O executivo pondera ainda que a medida vai contra os próprios interesses do Governo, que tem uma agenda declarada de gerar renda, emprego e de aumentar a arrecadação.
“Não dá para entender essa mudança radical de postura. Um governo que está buscando recursos para investir na área social está abrindo mão de uma arrecadação importante que seria devida e que traria isonomia concorrencial e tributária,” disse Fernando.
O CEO das Lojas Marisa, João Pinheiro Nogueira Batista, disse à Broadcast que não consegue entender “como um governo, ainda mais do PT, seja capaz do absurdo de legalizar o contrabando contra os interesses da indústria nacional.”

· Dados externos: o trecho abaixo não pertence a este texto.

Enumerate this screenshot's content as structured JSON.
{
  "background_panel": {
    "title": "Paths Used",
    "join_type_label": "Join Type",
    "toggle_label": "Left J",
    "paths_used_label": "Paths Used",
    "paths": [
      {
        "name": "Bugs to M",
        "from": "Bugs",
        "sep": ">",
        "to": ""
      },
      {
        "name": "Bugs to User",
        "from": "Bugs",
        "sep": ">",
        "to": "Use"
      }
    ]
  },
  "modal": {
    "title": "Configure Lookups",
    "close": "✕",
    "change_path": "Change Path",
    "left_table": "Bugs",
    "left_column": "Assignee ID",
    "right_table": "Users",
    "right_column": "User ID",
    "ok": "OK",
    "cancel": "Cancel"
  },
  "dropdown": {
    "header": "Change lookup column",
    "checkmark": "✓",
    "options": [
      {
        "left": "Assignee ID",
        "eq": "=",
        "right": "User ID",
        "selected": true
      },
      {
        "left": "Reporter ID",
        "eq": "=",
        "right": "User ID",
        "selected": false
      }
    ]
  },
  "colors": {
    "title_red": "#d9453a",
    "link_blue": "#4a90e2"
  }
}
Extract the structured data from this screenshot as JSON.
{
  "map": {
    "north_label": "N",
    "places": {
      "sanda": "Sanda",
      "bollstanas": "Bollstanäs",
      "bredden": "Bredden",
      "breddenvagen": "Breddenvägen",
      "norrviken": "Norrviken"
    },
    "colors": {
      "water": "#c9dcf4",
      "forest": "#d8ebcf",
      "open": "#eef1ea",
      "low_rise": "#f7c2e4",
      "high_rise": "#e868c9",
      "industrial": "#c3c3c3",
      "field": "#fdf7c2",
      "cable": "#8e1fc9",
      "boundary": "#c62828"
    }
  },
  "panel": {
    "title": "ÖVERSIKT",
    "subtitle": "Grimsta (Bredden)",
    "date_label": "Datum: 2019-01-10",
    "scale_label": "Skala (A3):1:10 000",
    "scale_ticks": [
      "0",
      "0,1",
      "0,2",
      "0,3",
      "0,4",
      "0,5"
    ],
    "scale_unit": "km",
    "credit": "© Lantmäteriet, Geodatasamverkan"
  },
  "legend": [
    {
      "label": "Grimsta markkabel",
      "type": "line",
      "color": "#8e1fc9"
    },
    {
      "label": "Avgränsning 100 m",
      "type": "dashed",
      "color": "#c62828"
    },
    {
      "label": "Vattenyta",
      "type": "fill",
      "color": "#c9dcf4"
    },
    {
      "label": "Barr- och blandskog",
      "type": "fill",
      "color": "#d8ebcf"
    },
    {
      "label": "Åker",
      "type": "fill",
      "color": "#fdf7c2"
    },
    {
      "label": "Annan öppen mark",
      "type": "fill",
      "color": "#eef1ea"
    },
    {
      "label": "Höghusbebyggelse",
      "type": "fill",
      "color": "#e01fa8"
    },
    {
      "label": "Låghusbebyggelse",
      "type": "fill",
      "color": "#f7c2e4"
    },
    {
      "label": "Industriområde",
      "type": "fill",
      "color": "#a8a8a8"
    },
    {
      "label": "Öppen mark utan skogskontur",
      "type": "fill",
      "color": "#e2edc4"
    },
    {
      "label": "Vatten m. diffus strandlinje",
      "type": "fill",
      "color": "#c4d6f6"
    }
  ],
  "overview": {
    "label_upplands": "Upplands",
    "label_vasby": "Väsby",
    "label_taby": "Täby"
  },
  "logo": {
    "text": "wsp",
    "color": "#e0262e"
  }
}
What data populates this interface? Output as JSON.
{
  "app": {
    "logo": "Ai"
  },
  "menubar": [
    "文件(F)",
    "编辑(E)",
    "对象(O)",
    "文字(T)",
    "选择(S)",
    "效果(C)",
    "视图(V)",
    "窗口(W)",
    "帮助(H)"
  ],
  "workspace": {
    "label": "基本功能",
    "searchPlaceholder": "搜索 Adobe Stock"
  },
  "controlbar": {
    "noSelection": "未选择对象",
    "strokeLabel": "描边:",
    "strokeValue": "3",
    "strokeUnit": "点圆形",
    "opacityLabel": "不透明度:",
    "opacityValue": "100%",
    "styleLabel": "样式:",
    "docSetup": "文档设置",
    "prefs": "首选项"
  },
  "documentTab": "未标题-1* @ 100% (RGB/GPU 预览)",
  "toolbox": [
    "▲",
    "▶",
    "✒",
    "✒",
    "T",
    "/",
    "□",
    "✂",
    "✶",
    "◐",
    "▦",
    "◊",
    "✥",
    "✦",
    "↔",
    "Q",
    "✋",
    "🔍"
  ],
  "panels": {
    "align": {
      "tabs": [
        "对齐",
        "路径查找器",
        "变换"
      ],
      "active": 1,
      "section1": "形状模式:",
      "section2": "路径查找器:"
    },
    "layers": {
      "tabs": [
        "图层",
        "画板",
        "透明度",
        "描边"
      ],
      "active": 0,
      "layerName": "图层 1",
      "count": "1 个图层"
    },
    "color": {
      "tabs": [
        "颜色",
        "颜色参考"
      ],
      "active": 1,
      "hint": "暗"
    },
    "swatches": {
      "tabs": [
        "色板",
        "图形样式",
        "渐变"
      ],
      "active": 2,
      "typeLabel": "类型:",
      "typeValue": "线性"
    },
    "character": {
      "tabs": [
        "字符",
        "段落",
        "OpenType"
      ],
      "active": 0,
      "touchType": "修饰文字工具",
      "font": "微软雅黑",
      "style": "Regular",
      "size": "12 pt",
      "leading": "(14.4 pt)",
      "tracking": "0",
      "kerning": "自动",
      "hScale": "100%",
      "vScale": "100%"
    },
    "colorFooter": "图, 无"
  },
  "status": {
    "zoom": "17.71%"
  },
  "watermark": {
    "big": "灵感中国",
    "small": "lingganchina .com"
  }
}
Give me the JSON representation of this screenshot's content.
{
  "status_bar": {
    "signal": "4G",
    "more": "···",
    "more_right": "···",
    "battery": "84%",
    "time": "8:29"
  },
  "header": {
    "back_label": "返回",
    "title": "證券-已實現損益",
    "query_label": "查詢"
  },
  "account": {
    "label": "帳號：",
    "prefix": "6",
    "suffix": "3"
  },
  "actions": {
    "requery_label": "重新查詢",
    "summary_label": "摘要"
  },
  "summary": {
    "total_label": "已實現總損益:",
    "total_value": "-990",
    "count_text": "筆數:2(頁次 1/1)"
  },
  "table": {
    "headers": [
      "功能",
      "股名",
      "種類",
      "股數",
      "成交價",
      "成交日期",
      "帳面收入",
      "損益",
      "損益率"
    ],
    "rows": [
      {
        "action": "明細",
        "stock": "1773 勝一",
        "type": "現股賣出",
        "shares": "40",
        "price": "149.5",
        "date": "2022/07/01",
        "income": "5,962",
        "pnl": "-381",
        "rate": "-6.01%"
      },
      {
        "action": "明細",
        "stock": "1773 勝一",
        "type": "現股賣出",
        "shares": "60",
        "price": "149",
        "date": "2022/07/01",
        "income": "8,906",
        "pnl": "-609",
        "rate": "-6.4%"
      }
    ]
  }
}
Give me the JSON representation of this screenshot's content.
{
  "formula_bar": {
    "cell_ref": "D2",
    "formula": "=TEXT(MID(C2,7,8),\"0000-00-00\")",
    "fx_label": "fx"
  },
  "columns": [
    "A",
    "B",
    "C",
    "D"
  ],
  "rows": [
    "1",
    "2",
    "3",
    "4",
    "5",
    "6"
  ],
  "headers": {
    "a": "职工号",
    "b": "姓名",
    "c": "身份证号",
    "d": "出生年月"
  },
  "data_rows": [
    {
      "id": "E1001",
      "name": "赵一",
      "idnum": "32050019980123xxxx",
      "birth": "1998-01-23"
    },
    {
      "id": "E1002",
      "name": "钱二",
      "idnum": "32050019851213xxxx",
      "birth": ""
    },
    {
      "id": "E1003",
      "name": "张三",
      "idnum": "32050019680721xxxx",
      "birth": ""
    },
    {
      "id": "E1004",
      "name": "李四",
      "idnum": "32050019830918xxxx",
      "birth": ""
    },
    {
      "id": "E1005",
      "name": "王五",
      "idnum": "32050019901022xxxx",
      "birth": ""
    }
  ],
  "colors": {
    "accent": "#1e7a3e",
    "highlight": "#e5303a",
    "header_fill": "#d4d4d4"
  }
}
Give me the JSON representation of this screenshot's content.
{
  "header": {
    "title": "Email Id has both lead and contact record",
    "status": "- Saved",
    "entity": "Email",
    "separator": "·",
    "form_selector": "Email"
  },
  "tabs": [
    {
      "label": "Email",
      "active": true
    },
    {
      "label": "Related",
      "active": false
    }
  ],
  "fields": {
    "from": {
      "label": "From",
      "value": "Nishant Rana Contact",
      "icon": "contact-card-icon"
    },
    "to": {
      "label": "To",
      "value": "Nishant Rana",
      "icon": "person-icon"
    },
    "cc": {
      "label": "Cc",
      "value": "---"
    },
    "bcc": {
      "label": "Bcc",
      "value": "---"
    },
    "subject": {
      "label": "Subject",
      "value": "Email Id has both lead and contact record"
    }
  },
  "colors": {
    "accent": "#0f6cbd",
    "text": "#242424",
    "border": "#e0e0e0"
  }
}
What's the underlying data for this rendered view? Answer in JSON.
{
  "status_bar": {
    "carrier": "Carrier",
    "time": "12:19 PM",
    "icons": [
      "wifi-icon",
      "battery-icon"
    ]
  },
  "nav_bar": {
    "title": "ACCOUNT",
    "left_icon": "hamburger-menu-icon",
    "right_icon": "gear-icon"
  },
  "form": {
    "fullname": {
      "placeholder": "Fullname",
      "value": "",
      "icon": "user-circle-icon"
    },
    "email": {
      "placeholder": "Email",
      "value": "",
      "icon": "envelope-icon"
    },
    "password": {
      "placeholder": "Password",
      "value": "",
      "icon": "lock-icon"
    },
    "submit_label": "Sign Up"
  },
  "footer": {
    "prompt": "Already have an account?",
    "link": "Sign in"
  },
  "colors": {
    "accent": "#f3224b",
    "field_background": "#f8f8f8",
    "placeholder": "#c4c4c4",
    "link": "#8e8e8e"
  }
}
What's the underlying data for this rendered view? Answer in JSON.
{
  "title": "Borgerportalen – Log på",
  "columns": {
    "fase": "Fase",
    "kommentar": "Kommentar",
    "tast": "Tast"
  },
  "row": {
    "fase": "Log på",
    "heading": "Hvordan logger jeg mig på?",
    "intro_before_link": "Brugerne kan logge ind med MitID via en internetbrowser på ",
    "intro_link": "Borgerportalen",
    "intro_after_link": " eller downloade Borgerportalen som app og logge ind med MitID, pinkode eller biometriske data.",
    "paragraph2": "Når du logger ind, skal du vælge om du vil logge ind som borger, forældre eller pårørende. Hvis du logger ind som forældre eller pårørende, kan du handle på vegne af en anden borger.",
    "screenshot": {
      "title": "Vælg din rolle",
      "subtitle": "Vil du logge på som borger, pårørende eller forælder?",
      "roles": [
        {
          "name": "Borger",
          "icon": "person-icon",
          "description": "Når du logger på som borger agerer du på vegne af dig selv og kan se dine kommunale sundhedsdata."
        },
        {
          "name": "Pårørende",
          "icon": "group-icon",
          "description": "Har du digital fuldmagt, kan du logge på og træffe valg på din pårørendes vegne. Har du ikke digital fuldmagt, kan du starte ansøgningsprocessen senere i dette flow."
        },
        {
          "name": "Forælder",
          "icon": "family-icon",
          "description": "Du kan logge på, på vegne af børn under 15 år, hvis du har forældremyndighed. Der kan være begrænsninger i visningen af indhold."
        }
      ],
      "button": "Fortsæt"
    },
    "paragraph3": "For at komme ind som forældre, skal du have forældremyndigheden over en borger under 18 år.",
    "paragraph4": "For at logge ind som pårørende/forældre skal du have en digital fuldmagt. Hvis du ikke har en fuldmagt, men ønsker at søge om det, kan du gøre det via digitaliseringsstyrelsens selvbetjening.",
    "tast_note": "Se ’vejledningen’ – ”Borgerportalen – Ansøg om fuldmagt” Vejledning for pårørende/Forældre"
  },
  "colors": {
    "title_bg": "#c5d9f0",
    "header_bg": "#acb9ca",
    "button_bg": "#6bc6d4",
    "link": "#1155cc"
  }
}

O Mercado Livre também criticou a isenção do imposto. Ontem, numa entrevista ao Brazil Journal, a gigante do ecommerce disse que o País está “na contramão do mundo.”
“A Índia proibiu essas empresas chinesas de venderem lá. Nos Estados Unidos, esse tema está no departamento antitruste e estão processando e vai ter consequência. Na Europa, também estão criando barreiras pelas práticas que muitas dessas empresas têm,” disse Fernando Yunes, o country manager da empresa no Brasil.
O consenso no setor é de que a decisão foi do Presidente Lula — que teria sido influenciado pelo empresário Josué Gomes da Silva — e não do Ministro Fernando Haddad, que seria mais sensível aos argumentos do setor.
Até as bordadeiras do Vale do Jequitinhonha sabem que Josué é muito próximo de Lula. O controlador da Coteminas, presidente da FIESP e filho do vice-presidente de Lula em dois mandatos chegou a ser convidado para ser Ministro do Desenvolvimento, Comércio e Indústria e tem um interesse pessoal no sucesso da Shein no Brasil.
Quando anunciou que passaria a fabricar seus produtos no Brasil, a Shein também assinou um memorando de entendimento para uma parceria com a Coteminas, cuja ação quase triplicou desde então.
Pelos termos do acordo, 2 mil confeccionistas da Coteminas vão passar a produzir para a Shein, que faria uma injeção de capital indeterminada na companhia.
“O presidente da FIESP, que deveria proteger a indústria nacional, está apoiando uma medida que vai quebrar muitos fabricantes nacionais e fazer varejistas buscarem produzir fora do Brasil,” disse o conselheiro da varejista listada.
“A Shein é uma espremedora. Ela joga os preços lá embaixo e quem vai pagar a conta são os varejistas e fabricantes locais.”
Entre os grandes varejistas, uma das saídas debatidas — caso a medida não seja revertida — é levar a produção para outros países, como o Paraguai e Peru (onde o custo é menor) e passar a importar os produtos de lá.
Dessa forma, as empresas não teriam que pagar impostos e conseguiriam concorrer em maior pé de igualdade com os ecommerces chineses.
Os pequenos varejistas e fabricantes é que não teriam para onde correr.
Um executivo do setor de varejo nota que o prejuízo aos fabricantes e varejistas locais não é limitado à moda.
“Vai pegar tudo abaixo de US$ 50: eletrodomésticos, óculos, ferramentas, autopeças, lâmpadas, tudo. Esse é o grande lance que o pessoal não está se dando conta.”
E o único beneficiário não é a Shein. “Tem também a Shopee e AliExpress, que são muito fortes e antes pagavam a taxa de 60%.”